I can't really remember what I said but something along the lines of "I dunno, cheap and works like a fuckin' magic wand I guess" and this bastard has the audacity to nod thoughtfully! What is this shithead planning! HELP ME LORD JASHIN!
Leader if you happen to come across this know that your employee Kakuzu of the Waterfalls is one fucked up bastard. He studies cocktoys like it's some fucking mathematical equation and now he's not saying a single word. I write this by the glow of moonlight and perhaps these will be my final words in this cursed world of the living.
23-07-867
I'm still alive. (No surprise there) Kakuzu is acting like nothing happened at all last night. I wonder where he's keeping that toy. Most likely in that briefcase he's lugging around. I want to ask so badly what he has up his sleeve, but what if it's that fucking wooden cock and then it'd be Hell broken loose all over again.
It was only supposed to be a prank.
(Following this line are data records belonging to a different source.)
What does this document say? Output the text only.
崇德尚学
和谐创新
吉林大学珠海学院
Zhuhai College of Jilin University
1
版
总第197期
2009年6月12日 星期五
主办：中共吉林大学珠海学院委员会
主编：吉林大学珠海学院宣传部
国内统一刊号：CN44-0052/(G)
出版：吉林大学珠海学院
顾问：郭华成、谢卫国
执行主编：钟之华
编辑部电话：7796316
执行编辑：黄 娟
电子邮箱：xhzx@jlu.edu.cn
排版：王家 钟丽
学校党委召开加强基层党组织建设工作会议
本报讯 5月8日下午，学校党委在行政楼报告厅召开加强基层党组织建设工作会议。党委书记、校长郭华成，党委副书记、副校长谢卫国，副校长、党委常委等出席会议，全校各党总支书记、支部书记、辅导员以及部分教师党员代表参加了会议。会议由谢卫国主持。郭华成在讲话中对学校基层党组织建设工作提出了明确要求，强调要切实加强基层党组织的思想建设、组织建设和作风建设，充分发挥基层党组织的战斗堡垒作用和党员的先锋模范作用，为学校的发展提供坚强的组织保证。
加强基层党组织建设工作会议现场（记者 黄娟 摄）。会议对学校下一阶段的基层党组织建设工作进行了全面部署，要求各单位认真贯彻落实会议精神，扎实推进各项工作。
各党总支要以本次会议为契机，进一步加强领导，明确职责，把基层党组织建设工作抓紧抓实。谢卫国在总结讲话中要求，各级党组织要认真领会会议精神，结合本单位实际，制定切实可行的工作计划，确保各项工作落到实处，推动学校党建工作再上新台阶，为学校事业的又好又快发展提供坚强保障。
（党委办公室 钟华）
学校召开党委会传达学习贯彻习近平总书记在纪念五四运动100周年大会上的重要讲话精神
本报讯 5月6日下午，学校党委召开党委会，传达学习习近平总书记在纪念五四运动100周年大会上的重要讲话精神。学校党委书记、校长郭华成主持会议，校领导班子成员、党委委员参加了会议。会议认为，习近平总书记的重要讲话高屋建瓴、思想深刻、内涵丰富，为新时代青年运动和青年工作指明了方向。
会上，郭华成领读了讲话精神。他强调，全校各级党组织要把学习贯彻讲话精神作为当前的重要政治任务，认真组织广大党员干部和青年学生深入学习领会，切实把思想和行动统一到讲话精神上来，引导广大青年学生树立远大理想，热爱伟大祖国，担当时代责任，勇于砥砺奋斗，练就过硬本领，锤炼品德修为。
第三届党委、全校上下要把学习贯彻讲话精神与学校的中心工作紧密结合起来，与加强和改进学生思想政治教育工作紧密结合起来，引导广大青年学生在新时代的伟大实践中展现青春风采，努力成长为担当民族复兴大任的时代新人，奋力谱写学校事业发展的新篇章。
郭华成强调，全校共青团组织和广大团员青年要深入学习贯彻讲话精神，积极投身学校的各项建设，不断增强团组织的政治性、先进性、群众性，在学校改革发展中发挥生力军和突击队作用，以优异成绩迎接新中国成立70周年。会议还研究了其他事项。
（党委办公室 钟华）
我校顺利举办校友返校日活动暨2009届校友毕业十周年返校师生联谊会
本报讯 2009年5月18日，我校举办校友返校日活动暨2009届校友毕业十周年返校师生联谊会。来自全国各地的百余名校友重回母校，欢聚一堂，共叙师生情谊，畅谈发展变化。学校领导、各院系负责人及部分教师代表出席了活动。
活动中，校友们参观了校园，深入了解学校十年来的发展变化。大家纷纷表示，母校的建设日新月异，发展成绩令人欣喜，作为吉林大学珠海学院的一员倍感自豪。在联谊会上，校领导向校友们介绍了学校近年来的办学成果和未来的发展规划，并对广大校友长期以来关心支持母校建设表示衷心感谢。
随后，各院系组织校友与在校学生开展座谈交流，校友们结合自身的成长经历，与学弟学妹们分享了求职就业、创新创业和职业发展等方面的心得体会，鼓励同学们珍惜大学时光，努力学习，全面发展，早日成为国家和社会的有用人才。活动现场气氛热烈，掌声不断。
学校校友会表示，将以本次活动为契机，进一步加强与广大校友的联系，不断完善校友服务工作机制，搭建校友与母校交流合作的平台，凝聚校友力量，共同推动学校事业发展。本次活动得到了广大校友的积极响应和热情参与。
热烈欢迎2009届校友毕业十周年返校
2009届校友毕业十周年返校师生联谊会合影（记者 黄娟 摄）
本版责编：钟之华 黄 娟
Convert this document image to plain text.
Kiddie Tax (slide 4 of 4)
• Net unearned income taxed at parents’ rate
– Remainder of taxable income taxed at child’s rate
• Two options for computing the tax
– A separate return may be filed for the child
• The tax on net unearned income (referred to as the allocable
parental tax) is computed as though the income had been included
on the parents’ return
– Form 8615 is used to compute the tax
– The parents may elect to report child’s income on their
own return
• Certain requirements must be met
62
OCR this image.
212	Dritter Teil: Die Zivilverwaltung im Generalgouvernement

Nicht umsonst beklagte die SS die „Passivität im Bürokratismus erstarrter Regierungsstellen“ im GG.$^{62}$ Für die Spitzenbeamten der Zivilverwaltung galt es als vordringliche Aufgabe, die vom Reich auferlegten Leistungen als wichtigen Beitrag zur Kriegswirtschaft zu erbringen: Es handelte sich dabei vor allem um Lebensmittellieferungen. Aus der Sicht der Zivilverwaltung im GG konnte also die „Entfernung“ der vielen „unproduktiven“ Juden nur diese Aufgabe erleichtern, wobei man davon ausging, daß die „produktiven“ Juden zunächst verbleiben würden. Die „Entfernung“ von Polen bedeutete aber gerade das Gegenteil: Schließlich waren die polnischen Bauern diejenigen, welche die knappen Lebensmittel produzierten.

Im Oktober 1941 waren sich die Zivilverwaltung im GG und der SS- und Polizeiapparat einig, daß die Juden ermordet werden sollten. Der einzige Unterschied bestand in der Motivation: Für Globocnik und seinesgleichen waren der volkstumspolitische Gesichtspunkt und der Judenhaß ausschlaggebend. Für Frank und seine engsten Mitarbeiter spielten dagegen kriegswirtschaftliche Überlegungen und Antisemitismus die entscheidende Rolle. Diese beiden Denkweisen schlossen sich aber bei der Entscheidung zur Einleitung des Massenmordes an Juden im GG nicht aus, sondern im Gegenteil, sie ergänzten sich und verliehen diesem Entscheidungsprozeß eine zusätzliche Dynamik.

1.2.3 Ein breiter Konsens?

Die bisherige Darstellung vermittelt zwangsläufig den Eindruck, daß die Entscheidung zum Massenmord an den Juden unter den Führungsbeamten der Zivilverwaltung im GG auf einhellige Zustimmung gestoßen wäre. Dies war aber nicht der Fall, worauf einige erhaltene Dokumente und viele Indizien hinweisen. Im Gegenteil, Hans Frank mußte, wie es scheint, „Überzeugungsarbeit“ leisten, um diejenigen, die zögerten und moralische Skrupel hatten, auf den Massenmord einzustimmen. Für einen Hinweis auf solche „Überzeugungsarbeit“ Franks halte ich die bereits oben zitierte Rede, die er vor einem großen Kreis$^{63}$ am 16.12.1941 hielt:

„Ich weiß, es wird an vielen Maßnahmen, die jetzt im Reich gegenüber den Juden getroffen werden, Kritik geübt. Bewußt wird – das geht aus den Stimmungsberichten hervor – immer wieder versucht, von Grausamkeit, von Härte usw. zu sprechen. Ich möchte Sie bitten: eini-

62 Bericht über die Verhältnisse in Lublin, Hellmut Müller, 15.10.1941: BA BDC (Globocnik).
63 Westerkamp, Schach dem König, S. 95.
How did it come to this.
30-07-867
Today was a crazy day. I just learned that our target is a closeted sex maniac who frequents creepy toy shops like the one in Rain Village I went to. This whole time Kakuzu was trying to figure out a way to lure him in, BY SELLING THAT FUCKING COCKTOY.
It's official, folks. My partner is beyond the point of senility, he is flat out insane. What did he expect to do, infuse the toy with chakra to make some sort of ULTRA TURBO-VIBRATING COCKTOY?
Oh, that was definitely along the lines of what he was plotting. The Akatsuki never disappoints, as per usual. What fucker would've thought of such an ingenious plan.
...Kakuzu just left to meet up with a black market pawn broker. I am giving up,
09-08-867
it worked
09-08-867 (2)
JASHIN HELP ME WE CAUGHT THE FUCKING BASTARD
KAKUZU WHAT THE FUCK
09-08-867 (2)
KAKUZU WHAT DID YOU DO TO THAT COCKTOY TO LURE SOMEONE HALFWAY ACROSS THE MAP TO BUY IT OFF YOU
10-08-867
We just finished turning in target to our client I am quitting this bullshit organization
From this day onwards I never want to see that level of smugness on Kakuzu's face ever again (yes I'm glad that the mission was cut short but that's not the point)
Okay but seriously, what the hell did he do to that toy that made it so 'wonderful'?
What sort of adjustments I NEED TO KNOW
End Progress Report Log: Mission 6A
Status: [SUCCESS]
Written for Tumblr's KakuHida Week 2017 Challenge, Oct 5 prompt "Travelling". Of course, when you're travelling with Hidan and Kakuzu nothing ever goes normally!